Para Clark também é triste que o forte desempenho do competidor olímpico australiano de B-boy, Jeff “J-Attack” Dunne, de 16 anos, tenha sido ofuscado. “O Jeff tem 16 anos e estava a competir contra homens na faixa dos 30 anos com décadas de experiência a mais que ele. Ele classificou-se e esteve muito forte”, disse.
As reações
Apesar de as reações negativas serem, quase sempre, as que mais marcam, também houve espaço para reações positivas e algumas palavras de apoio. O primeiro-ministro da Austrália, Anthony Albanese, elogiou Raygun e congratulou-a pelo feito de participar na competição.

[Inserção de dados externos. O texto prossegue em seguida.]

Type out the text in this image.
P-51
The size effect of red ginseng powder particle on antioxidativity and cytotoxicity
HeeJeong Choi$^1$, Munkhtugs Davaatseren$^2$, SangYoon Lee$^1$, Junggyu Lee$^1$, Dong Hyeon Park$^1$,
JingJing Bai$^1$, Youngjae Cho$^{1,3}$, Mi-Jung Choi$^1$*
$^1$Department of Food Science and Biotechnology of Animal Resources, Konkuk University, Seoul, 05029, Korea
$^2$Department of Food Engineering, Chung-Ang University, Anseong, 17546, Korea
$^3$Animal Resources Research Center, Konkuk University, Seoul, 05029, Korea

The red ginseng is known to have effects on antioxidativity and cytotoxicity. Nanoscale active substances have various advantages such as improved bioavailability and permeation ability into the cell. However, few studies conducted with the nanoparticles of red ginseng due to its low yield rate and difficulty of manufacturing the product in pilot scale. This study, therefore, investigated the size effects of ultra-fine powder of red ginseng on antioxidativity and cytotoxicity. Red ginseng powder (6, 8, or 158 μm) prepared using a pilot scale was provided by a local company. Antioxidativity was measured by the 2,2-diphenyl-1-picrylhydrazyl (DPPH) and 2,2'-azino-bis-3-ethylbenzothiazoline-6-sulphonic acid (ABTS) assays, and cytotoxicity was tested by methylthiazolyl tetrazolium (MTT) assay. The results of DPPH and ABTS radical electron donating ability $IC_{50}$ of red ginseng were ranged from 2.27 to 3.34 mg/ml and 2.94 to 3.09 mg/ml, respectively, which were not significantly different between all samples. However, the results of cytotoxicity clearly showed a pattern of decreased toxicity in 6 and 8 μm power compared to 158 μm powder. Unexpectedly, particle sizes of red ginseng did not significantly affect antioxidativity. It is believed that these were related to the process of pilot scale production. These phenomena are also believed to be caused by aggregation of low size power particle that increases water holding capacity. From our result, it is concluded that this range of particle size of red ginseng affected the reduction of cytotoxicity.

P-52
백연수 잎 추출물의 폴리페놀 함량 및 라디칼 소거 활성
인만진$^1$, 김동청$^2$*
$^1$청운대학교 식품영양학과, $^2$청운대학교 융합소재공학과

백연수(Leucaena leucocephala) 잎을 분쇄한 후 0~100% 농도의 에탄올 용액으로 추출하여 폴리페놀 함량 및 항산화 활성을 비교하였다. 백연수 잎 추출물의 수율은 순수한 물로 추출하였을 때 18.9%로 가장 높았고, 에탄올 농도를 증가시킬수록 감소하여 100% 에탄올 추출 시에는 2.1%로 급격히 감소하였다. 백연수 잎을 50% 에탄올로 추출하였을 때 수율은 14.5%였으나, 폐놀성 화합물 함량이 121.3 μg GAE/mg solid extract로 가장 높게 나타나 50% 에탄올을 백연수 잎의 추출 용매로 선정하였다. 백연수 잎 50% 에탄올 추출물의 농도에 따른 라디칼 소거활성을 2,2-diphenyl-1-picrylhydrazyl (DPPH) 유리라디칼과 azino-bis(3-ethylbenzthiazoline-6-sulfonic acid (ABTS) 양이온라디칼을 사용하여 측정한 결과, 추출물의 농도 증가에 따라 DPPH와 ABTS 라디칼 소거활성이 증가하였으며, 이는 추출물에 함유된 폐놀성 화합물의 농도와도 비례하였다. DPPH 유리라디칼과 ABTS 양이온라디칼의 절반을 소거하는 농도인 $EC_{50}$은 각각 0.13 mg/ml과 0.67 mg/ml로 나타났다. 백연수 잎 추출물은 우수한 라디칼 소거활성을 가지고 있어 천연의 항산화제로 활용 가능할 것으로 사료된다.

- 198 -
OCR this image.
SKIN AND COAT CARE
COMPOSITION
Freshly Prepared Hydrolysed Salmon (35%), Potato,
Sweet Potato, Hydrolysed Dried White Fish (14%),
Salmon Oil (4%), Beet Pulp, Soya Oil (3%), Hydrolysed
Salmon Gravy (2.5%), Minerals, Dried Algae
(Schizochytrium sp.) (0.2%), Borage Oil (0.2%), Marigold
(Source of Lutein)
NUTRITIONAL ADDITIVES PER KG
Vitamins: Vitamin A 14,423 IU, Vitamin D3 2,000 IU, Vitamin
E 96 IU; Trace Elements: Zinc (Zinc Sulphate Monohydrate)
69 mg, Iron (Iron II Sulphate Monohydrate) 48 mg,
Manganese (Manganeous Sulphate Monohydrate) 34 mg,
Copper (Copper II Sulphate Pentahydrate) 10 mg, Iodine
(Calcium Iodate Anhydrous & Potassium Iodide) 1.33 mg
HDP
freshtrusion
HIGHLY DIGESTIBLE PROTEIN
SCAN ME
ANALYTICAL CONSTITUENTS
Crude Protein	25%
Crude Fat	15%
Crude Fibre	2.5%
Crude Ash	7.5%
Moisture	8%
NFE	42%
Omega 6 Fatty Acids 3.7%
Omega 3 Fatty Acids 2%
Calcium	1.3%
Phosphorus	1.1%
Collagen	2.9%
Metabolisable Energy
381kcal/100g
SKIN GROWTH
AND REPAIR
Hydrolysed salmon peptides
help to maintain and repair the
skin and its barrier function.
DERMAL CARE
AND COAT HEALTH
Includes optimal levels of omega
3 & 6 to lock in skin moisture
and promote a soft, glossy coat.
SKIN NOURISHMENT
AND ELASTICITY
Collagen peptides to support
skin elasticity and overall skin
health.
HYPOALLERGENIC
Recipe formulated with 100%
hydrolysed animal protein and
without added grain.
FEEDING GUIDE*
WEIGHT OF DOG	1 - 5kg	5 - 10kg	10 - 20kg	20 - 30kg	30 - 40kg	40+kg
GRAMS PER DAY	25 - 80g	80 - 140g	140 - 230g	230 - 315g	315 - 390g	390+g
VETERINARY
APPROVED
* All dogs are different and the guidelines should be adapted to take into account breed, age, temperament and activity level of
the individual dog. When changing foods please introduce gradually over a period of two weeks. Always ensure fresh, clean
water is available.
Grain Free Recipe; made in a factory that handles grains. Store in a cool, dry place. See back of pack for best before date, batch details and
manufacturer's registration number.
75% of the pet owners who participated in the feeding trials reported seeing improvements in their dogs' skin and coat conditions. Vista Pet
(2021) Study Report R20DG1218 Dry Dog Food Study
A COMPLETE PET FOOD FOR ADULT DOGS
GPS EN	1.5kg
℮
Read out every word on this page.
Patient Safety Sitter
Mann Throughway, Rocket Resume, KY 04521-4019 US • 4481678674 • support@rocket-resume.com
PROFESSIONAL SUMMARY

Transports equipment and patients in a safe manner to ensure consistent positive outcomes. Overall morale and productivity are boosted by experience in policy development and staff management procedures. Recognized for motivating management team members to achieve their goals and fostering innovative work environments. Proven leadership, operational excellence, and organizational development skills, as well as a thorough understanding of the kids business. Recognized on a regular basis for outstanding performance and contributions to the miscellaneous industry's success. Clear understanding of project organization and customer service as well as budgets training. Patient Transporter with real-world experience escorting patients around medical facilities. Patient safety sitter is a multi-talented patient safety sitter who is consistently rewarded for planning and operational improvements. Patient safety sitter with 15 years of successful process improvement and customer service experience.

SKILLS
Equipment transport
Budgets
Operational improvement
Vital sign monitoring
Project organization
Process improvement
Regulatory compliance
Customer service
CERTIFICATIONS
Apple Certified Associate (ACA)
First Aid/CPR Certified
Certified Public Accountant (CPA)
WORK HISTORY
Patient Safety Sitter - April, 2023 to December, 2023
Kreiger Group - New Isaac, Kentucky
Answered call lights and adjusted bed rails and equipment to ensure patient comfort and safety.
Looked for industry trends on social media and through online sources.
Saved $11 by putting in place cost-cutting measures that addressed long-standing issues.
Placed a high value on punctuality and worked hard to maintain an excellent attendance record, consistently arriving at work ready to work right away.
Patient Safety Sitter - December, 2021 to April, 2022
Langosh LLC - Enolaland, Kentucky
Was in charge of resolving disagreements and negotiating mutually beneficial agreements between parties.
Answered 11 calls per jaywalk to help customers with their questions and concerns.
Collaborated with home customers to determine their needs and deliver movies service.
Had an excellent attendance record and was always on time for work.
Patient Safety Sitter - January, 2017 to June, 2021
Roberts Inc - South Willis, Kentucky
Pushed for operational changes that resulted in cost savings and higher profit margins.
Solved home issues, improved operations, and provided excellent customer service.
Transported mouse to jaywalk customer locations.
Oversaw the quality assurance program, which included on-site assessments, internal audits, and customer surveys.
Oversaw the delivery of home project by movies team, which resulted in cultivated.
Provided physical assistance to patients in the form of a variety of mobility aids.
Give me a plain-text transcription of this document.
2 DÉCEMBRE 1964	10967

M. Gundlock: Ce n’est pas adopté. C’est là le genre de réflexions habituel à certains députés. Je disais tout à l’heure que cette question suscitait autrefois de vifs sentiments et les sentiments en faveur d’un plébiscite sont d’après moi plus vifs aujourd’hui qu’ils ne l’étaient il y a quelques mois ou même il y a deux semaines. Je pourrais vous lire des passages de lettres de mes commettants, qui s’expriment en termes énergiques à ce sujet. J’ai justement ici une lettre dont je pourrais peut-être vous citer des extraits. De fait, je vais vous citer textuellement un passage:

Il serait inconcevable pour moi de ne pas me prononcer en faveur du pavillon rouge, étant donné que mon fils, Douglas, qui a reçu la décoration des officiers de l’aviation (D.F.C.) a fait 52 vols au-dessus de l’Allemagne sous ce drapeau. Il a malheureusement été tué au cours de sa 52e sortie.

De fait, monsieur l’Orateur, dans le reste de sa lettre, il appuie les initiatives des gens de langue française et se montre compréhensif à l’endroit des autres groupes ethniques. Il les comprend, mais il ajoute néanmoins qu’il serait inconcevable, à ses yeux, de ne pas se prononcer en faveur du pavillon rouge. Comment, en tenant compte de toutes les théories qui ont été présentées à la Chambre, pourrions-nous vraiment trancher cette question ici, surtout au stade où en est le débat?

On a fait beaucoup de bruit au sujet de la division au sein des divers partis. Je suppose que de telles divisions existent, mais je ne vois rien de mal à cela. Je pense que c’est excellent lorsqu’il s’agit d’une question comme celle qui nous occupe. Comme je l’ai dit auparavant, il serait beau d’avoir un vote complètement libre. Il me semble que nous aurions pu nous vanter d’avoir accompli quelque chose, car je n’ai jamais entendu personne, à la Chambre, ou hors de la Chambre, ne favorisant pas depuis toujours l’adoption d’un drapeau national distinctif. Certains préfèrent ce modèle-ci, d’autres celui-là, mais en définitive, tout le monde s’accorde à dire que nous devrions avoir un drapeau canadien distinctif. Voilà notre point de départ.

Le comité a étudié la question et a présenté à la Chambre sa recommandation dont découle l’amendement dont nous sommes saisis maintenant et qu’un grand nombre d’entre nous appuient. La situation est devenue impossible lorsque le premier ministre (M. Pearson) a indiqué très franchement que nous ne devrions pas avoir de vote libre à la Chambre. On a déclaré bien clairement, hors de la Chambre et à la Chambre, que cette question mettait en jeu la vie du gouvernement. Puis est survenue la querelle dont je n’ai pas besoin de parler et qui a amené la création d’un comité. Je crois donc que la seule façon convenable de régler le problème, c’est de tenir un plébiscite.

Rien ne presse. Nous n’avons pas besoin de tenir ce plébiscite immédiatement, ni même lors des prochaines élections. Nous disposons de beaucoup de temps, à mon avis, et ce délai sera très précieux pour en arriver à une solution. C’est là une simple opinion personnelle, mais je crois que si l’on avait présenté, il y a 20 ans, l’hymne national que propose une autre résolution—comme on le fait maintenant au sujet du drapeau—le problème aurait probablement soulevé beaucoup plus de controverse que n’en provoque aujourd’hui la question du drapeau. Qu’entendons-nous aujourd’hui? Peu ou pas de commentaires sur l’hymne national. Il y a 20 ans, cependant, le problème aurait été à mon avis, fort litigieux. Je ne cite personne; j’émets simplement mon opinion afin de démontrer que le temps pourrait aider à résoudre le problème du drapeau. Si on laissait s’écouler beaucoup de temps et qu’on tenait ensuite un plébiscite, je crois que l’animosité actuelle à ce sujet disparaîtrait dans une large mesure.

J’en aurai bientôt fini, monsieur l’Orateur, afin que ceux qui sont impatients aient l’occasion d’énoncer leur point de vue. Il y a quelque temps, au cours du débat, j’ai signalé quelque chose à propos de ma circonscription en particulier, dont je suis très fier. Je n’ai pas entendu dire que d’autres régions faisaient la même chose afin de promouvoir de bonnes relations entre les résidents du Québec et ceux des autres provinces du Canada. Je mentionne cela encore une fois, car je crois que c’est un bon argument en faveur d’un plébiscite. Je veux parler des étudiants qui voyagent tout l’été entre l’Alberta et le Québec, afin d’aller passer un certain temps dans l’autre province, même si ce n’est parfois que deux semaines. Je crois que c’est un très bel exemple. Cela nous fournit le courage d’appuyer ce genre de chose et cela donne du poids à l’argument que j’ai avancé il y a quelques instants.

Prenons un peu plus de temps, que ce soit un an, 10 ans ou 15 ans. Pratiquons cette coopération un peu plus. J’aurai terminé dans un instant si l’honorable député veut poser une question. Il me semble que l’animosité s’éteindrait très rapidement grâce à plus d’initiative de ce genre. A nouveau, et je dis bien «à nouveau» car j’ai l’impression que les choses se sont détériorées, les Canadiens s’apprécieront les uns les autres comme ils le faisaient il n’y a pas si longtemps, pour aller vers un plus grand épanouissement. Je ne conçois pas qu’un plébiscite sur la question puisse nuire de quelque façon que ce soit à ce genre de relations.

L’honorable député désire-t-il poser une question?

A atleta recebeu zero pontos na sua prestação, mas o júri principal da competição, Martin Gilian, salientou, mais tarde, que tal era indicativo de um sistema competitivo: “O breaking tem tudo a ver com originalidade e trazer algo novo para o palco”.
Agora, as colegas esperam que Gunn se recomponha e que o mundo tenha outras oportunidades para ver o seu talento no breakdance. “Nós obviamente importamo-nos com ela e esperamos que ela esteja bem. Ninguém merece o que está a acontecer com ela - é prejudicial e perigoso”, referiu Clark, apelando ainda: “Precisamos de apoio e que as pessoas venham ver os nossos eventos e vejam como é realmente o breaking e como a nossa comunidade é incrível”.